Sunday, October 15, 2017

Fiona, JKPP

Fiona, Ebony Pencil and White Colored Pencil
for Julia Kay's Portrait Party

This is my most recent sketch for the online group, Julia Kay's Portrait Party.  The group started on Flickr, but more recently has an offshoot on Facebook.  I've tried all sorts of styles using the photos pf Portrait Party members worldwide - blind contour drawings, watercolors, realistic and very stylized paintings, monoprints, all sorts of things.  Over the past year or so I have labored over detailed colored pencil drawings, many with added background textures, drawings that took days.  

This time time I decided that what I got done in two hours was it.  No long drawn out laboring for me this time.  So here is Fiona, with just some simple cross-hatching and white highlights.  

And I like her fine.

Sunday, October 1, 2017

Sauntering at Carver Roehl


John Muir didn't like the word "hike," and instead preferred the word "saunter."  I suppose sauntering sounds more pleasant than hiking, less like exercise and more like an easy appreciation of nature.  My husband and I sauntered through a local county park this afternoon, and while the colors so far are not brilliant, there is a real feeling of autumn in the air, as there should be on the first day of October.  I took several photos, but I think this one captures the feeling of the place best.  The landscape at Carver Roehl park is varied, some flat, some hilly, and there is a little creek that has carved out limestone outcroppings that are scattered with ferns. 

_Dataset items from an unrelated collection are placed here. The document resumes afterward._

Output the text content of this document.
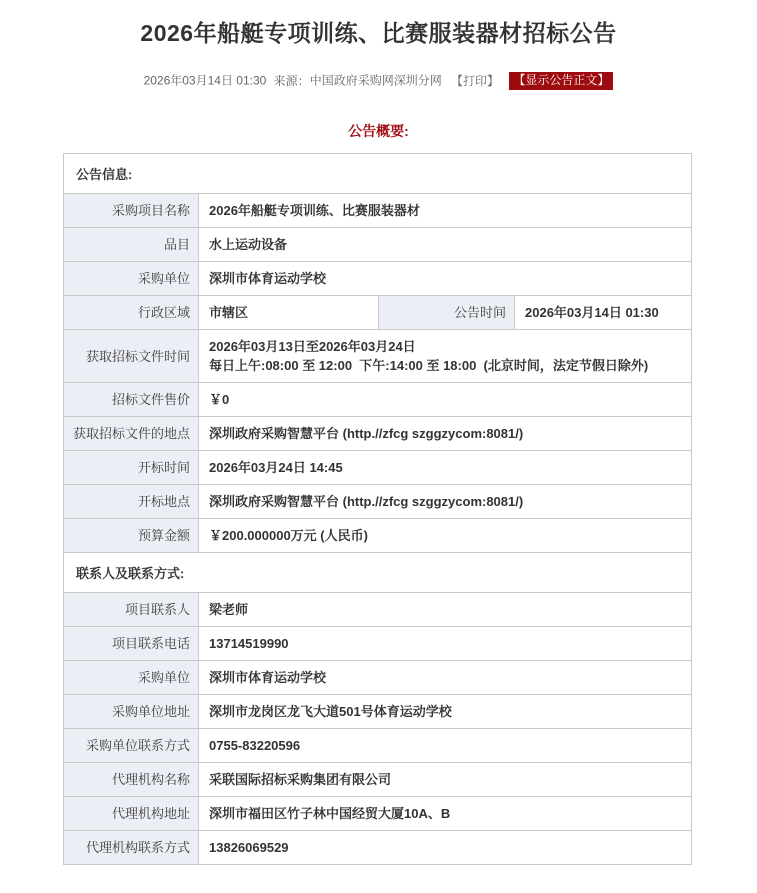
2026年船艇专项训练、比赛服装器材招标公告
2026年03月14日 01:30 来源：中国政府采购网深圳分网 【打印】 【显示公告正文】
公告概要:
公告信息:			
采购项目名称	2026年船艇专项训练、比赛服装器材		
品目	水上运动设备		
采购单位	深圳市体育运动学校		
行政区域	市辖区	公告时间	2026年03月14日 01:30
获取招标文件时间	2026年03月13日至2026年03月24日
每日上午:08:00 至 12:00  下午:14:00 至 18:00  (北京时间，法定节假日除外)		

招标文件售价	￥0		
获取招标文件的地点	深圳政府采购智慧平台 (http.//zfcg szggzycom:8081/)		
开标时间	2026年03月24日 14:45		
开标地点	深圳政府采购智慧平台 (http.//zfcg szggzycom:8081/)		
预算金额	￥200.000000万元 (人民币)		
联系人及联系方式:			
项目联系人	梁老师		
项目联系电话	13714519990		
采购单位	深圳市体育运动学校		
采购单位地址	深圳市龙岗区龙飞大道501号体育运动学校		
采购单位联系方式	0755-83220596		
代理机构名称	采联国际招标采购集团有限公司		
代理机构地址	深圳市福田区竹子林中国经贸大厦10A、B		
代理机构联系方式	13826069529		
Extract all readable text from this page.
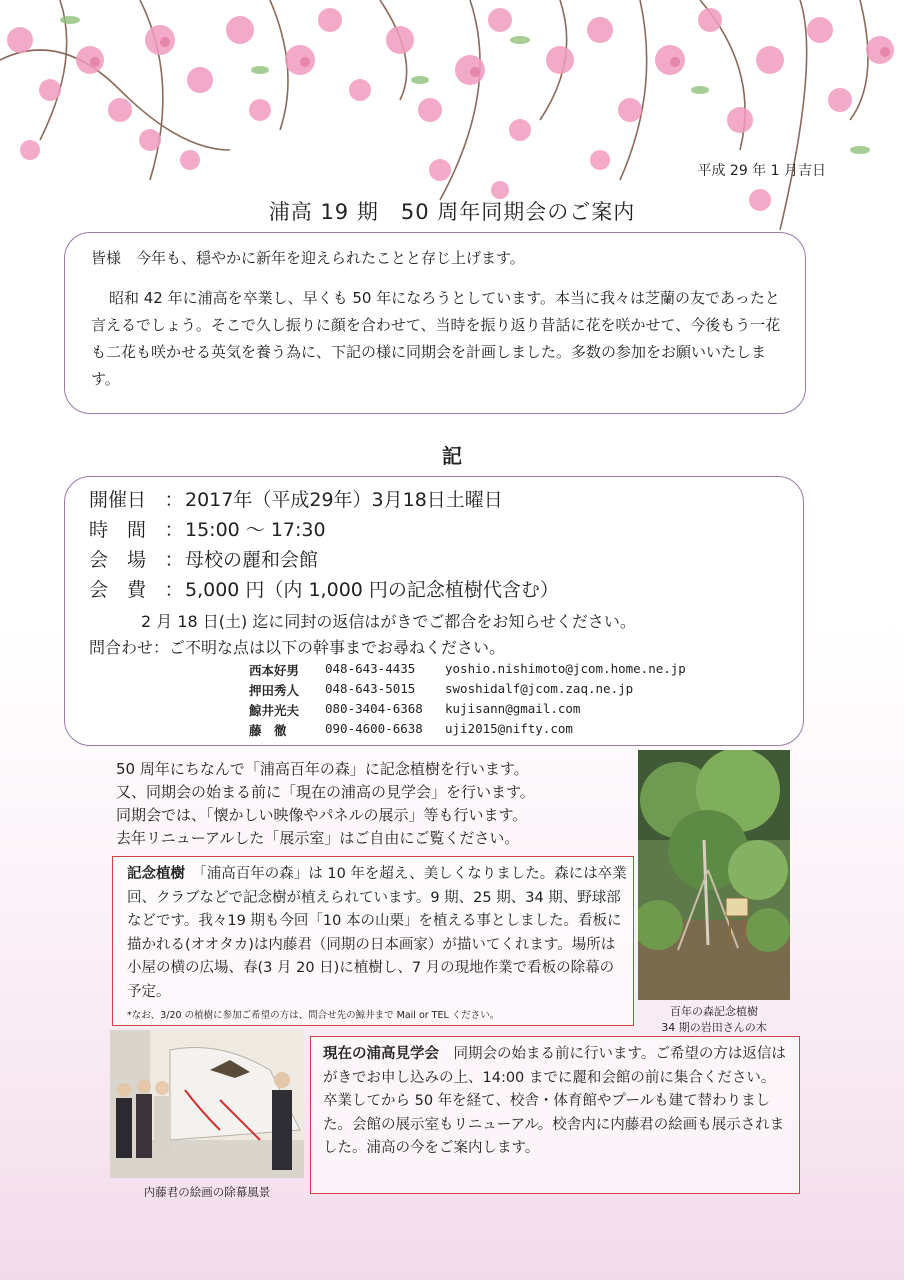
平成 29 年 1 月吉日
浦高 19 期　50 周年同期会のご案内
皆様　今年も、穏やかに新年を迎えられたことと存じ上げます。
昭和 42 年に浦高を卒業し、早くも 50 年になろうとしています。本当に我々は芝蘭の友であったと言えるでしょう。そこで久し振りに顔を合わせて、当時を振り返り昔話に花を咲かせて、今後もう一花も二花も咲かせる英気を養う為に、下記の様に同期会を計画しました。多数の参加をお願いいたします。
記
開催日 ：2017年（平成29年）3月18日土曜日
時　間 ：15:00 ～ 17:30
会　場 ：母校の麗和会館
会　費 ：5,000 円（内 1,000 円の記念植樹代含む）
2 月 18 日(土) 迄に同封の返信はがきでご都合をお知らせください。
問合わせ：ご不明な点は以下の幹事までお尋ねください。
西本好男	048-643-4435 yoshio.nishimoto@jcom.home.ne.jp
押田秀人	048-643-5015 swoshidalf@jcom.zaq.ne.jp
鯨井光夫	080-3404-6368 kujisann@gmail.com
藤　徹	090-4600-6638 uji2015@nifty.com
50 周年にちなんで「浦高百年の森」に記念植樹を行います。
又、同期会の始まる前に「現在の浦高の見学会」を行います。
同期会では、「懐かしい映像やパネルの展示」等も行います。
去年リニューアルした「展示室」はご自由にご覧ください。
百年の森記念植樹
34 期の岩田さんの木
記念植樹　「浦高百年の森」は 10 年を超え、美しくなりました。森には卒業回、クラブなどで記念樹が植えられています。9 期、25 期、34 期、野球部などです。我々19 期も今回「10 本の山栗」を植える事としました。看板に描かれる(オオタカ)は内藤君（同期の日本画家）が描いてくれます。場所は小屋の横の広場、春(3 月 20 日)に植樹し、7 月の現地作業で看板の除幕の予定。
*なお、3/20 の植樹に参加ご希望の方は、問合せ先の鯨井まで Mail or TEL ください。
内藤君の絵画の除幕風景
現在の浦高見学会　同期会の始まる前に行います。ご希望の方は返信はがきでお申し込みの上、14:00 までに麗和会館の前に集合ください。
卒業してから 50 年を経て、校舎・体育館やプールも建て替わりました。会館の展示室もリニューアル。校舎内に内藤君の絵画も展示されました。浦高の今をご案内します。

We didn't realize it, but a local friends group was sponsoring a fall gala, with speakers, picnicking, a petting zoo, and horse-drawn hayrides.  It was charming sauntering the trails, and hearing the sound of the horses' hooves on the road.

Sometimes the only cure for brain fog is a walk in the woods.  I'm glad we went.

October
by Robert Frost

O hushed October morning mild,
Thy leaves have ripened to the fall;
Tomorrow's wind, if it be wild,
Should waste them all.
The crows above the forest call;
Tomorrow they may form and go.
O hushed October morning mild,
Begin the hours of this day slow.
Make the day seem to us less brief.
Hearts not averse to being begiled.
Beguile us in the way you know.
Release one leaf at break of day;
At noon release another leaf;
One from our trees, one far away.
Retard the sun with gentle mist;
Enchant the land with amethyst.
Slow, slow!
For the grapes' sake, if they were all.
Whose leaves already are burnt with frost,
Whose clustered fruit must else be lost ---
For the grapes' sake along the wall.